Whenever I let my mind revisit this history, I am also tuned into the screeching demands for patriotic “loyalty” that were so key to this process of strip-mining our humanity. We weren’t allowed to serve in the armed forces, live outside of barbed wire, our worship spaces and language schools were forcibly shut down.

These histories of forced adherence to Patriotic Orthodoxy on pains of exclusion and death cannot be mentally divorced from modern inquisitions into Theological Loyalty. These legacies violate and clamber through one another.

In short, I am no longer able to understand the accusations of “you’re not a real American, you damn traitor Jap!” wielded against my ancestors as qualitatively different from the “you’re not a real Christian, you damn deceiver heretic!” I received as I was being excised from white evangelicalism. Coming to terms with this has been incredibly healing in terms of recovering from spiritual abuse at the hands of vigilante theological “gatekeepers” – a pointed term for my people.

Leaning into my heritage as a Japanese American has been complicated: I have actually changed my name(!), I have messily broken up with conservative and liberal church communities that have internalized the Gospel of White Supremacy, burning bridges not through malice so much as fear, benign and panicked arsons. None of this has been without pain.

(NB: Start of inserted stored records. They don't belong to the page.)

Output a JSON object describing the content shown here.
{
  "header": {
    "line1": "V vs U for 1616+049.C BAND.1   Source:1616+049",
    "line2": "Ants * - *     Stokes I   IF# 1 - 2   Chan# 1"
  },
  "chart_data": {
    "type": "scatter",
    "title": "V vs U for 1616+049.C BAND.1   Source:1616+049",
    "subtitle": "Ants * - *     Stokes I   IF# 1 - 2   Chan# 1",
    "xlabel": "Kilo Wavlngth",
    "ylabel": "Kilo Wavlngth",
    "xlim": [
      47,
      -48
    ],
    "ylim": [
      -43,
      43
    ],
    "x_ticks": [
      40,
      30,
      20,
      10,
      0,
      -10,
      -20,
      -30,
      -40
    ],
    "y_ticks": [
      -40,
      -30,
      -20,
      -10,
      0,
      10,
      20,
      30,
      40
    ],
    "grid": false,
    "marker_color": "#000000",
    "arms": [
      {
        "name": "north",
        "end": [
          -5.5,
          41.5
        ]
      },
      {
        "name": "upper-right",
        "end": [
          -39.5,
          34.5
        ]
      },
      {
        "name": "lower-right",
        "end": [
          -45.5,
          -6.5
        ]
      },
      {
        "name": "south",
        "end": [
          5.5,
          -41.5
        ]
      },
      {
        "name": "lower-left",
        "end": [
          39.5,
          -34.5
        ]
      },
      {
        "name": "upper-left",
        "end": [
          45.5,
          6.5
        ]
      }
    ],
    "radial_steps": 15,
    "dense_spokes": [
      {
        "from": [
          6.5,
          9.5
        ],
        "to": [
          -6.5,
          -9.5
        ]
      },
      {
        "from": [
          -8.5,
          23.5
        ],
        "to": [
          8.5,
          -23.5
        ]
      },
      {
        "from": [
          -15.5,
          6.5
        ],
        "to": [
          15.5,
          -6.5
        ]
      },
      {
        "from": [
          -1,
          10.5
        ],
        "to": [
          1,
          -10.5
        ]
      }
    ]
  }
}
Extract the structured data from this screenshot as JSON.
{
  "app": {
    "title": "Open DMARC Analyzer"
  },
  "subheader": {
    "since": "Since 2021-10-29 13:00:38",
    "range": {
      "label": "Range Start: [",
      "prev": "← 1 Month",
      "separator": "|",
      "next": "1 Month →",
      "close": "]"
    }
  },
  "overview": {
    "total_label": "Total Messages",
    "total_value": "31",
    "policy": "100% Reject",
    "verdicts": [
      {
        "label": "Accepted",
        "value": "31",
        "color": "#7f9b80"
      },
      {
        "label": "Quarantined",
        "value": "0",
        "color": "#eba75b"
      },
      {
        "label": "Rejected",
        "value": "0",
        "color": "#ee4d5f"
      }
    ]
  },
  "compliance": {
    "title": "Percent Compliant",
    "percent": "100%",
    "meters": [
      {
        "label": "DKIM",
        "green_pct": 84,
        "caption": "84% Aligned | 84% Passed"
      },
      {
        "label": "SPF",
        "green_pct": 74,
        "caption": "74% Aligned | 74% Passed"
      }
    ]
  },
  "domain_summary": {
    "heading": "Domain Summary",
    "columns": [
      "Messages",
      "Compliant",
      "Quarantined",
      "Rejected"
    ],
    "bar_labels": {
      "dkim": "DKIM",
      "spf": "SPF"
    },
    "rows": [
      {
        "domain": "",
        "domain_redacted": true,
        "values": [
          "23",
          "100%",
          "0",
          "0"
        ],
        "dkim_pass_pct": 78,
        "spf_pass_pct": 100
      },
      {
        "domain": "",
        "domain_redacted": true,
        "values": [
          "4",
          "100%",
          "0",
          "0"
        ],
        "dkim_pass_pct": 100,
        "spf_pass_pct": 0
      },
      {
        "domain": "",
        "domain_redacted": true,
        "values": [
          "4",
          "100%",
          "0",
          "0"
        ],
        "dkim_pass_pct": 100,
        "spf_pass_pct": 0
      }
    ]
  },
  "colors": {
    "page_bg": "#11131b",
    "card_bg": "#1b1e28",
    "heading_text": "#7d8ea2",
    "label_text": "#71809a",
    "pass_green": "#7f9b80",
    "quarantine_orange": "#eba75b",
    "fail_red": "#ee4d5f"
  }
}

Sometimes people ask about my family’s history of immigration to the United States. I try to explain that we never came to America: America came to us. It bowled us over, conquered the Kingdom we lived in – questioned, interrogated, and incarcerated us, spirited our children towards grotesque whiteness, sent us to camp and abroad to water the fields of the American bloodlust with our lives.

These are stories that I cling to in times of pain. Now, more than ever, we will need to lean into the traditions and ways of our ancestors, drawing strength and witness from their lives. Our communities can help us resist oppression and see the face of God in unique ways.

cross

Last February, sean miura tweeted that as an organizer working among communities of color, he is “in a constant state of untangling barbed wire.” Few things have struck me as so profoundly true. Creating Nikkei theology in a world where I am often marked with suspicion and fear has, for me also, been a constant process of untangling barbed wire.

Untangling shame, silence, and complicity in gargantuan structures of violence that are deep-rooted and tentacled beyond imagination. Unspooling the precarious perch of slipping on the silken mask of whiteness, which at any time might once more slip into a noose. Unwinding vaulting beauty standards and our peculiar presence on colonized lands and our gnarled role in this faith tradition often seeded to our ancestors by brutality or Western fervor.

These are the kinds of questions that theology issued by Japanese American Christians will need to address in the coming decade, if we are not to fade into the mist of polite religion or quaint historic anecdote. And now more than ever, we must speak out against the sinister values that our country’s next President is determined to enflesh. Donald Trump embodies everything I believe people of faith and conscience are called to resist: white supremacy, sexual assault, bodily disownership, separation and pride.

Speaking honestly is an integral part of this process. Our theology must diagnose the essence of things, or it is lying. So enough: Trump does not have a “black” heart. He is not heralding “dark” times. Truly, he is not a “tribalist” or even a “Nativist,” but the opposite – a sterile and crystallized product of Western Civilization, whose “success” is only possible by an anti-indigenous violence that is the extinguishing of tribe and native.

We can all do something to resist. If you dance, sing, paint, or play, don’t give it up to fight for freedom – do more of those things. If you write, please write, and hold their conquest at bay with your words. Blog, tweet, start a book club, form a small group with loved ones or church members. Be patient with those who don’t “get it” yet in the way you do. And, always, care for yourself. These are white times we are headed for, friends, and we need each of you.